Sunday, May 6, 2012

Thoughts on a made bed


I woke up this morning and made my bed.

I am told that this is a rare thing: a man, and a man of my age and generation, who makes his bed most mornings. I will confess, it is not something I always did, but years ago, while battling through my first bad bout of depression, one of the things my counselor told me was to develop little disciplines and hold fast to them. That they would give me a collection of small victories to look back on each day, and mark progress. They would, she told me, make a difference.

And it was not just the doing of something as prosaic as making my bed that was important. She urged me to savor the experience. If you have ever battled depression, you know how hard that is. In fact, savoring is harder than doing, and doing is damned hard. Because in depression, just getting started each day seems to be an insurmountable task.

That's likely hard to imagine if you have not lived it. I know that I never understood it until I experienced it. For most of my fifty some years, I woke up in a flash, full of energy and ready to launch into my day. Mornings were a joy, full of promise, light, and energy. Since depression hit, mornings take work. At times, if I am in a dark, dark place, they take a lot of work. At other times, when things are better, only a jog of work. But I don't have the same kinds of mornings, even in the best of days, that I once had.

So I get up. I make my bed. As you can see in the picture, it is not Better Homes and Gardens perfect, but I make it. And I work at savoring it. I feel the soft sheets.. I take in the colors. At times I remember where certain things came from - what circumstances led to my buying this particular bed, how I inherited the old radio that serves as my bedside table, the pleasure in restoring the mirror over the bed and how I love it's imperfections.

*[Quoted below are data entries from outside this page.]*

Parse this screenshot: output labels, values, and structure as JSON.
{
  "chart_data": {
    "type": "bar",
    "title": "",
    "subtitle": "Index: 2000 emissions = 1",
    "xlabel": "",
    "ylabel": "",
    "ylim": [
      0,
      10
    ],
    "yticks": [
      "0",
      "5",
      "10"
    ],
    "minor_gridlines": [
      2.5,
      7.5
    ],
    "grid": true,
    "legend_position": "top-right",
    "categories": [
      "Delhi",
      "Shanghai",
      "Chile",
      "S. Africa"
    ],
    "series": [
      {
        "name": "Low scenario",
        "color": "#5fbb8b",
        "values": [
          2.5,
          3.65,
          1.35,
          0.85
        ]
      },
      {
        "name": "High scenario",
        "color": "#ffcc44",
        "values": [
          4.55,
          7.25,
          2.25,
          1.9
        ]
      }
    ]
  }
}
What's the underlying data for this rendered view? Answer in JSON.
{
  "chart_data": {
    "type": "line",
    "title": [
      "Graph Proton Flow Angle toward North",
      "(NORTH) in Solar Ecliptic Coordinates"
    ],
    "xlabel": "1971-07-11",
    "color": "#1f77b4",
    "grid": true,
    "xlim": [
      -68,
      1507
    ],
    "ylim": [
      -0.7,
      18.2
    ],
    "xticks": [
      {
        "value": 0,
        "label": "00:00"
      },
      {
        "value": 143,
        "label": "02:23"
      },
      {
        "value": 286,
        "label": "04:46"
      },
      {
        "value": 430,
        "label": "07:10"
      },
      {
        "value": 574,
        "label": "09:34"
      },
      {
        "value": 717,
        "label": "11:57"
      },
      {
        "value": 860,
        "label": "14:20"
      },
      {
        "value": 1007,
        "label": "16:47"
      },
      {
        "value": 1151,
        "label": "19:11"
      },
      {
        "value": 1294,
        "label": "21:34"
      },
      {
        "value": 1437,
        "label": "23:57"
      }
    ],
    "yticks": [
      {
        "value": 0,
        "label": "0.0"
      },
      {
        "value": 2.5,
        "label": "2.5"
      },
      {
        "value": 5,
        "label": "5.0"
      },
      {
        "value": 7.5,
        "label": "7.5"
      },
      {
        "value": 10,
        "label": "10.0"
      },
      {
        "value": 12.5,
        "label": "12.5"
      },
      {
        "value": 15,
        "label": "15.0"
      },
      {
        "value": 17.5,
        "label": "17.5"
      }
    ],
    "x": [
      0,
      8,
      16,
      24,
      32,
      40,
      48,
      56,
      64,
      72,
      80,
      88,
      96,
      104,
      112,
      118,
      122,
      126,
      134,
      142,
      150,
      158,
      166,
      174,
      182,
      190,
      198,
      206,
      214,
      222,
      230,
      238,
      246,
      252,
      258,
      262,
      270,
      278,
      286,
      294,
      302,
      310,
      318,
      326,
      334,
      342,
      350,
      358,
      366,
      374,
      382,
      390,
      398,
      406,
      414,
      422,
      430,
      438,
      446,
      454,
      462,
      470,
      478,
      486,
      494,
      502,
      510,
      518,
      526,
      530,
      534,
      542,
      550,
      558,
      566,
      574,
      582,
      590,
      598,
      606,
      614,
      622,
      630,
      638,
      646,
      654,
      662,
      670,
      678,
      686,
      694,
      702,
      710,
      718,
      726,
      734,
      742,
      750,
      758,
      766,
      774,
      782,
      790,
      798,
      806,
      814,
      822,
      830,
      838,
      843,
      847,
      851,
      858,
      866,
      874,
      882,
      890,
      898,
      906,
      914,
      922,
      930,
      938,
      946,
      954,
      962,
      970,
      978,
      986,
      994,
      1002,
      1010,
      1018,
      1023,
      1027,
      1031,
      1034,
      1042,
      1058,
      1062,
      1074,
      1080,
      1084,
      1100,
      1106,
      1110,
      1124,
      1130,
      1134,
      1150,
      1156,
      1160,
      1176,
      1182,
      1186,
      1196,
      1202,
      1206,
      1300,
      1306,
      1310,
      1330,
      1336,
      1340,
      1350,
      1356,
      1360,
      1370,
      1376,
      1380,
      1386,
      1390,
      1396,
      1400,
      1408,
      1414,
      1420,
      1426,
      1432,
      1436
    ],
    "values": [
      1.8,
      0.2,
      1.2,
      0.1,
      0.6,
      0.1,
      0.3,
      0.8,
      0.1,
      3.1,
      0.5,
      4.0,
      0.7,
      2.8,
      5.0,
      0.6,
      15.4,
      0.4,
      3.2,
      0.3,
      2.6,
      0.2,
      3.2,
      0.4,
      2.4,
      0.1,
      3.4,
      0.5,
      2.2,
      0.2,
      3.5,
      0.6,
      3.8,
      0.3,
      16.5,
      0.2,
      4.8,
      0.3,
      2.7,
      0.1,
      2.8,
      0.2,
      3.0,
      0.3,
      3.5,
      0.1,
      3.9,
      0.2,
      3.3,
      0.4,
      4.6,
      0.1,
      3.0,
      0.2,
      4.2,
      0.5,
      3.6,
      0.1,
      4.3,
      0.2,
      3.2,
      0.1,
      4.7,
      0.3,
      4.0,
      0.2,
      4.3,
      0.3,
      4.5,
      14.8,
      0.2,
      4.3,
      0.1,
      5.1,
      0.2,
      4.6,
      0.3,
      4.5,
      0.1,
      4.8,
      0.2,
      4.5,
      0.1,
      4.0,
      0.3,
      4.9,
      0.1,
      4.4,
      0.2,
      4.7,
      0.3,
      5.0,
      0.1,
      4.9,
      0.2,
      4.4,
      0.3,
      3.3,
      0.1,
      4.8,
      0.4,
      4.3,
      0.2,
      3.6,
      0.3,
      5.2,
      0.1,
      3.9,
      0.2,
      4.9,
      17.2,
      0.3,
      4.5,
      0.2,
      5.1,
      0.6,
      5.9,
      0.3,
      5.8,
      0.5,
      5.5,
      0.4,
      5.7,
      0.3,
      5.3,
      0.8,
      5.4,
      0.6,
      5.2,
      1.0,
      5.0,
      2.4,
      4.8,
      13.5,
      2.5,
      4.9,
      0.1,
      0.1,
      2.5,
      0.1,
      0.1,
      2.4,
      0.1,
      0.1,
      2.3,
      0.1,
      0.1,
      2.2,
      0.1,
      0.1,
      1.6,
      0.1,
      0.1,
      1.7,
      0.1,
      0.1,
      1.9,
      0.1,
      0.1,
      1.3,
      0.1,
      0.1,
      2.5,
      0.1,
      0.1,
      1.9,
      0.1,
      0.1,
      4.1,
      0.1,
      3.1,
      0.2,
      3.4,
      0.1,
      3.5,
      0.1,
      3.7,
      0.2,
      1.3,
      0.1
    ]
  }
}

Doing this sets the pattern for my day. It turns a depressed mind towards more positive thoughts, making each step ahead of it just a little easier. Haing finished one task, often before I even get dressed, it is easier to do the next, and the next.

No one would know this, of course, if they came to visit. They would see a house in fairly good order, and a fifty six year old man who makes his bed. That's all.

Because in general, we don't see the meaning behind what we do. And yet, the meaning is there. In nearly every decision we make, there is a story, something that speaks to the deeper person. What most of us do (and I am as guilty as the next), is assign our meanings, our experiences, to what we see. And that becomes our truth.

Sometimes that may be fine to do. But it is just as possible that we have it all wrong, that we are missing something. What we missed might be unimportant. Or it might be very important. But the odds are, if we don't know what's behind what we see, we're missing something. While much of life is simple People are not

So now, should you visit my small house house across from the quarry, and see my bed made, you will know I didn't make it for you.(sorry)  I made it for me. A small step towards sanity. You will know that for the day you visited at least, I started my day with a victory against inertia, from the very start. And when we share a cup of coffee, we can celebrate the victory together.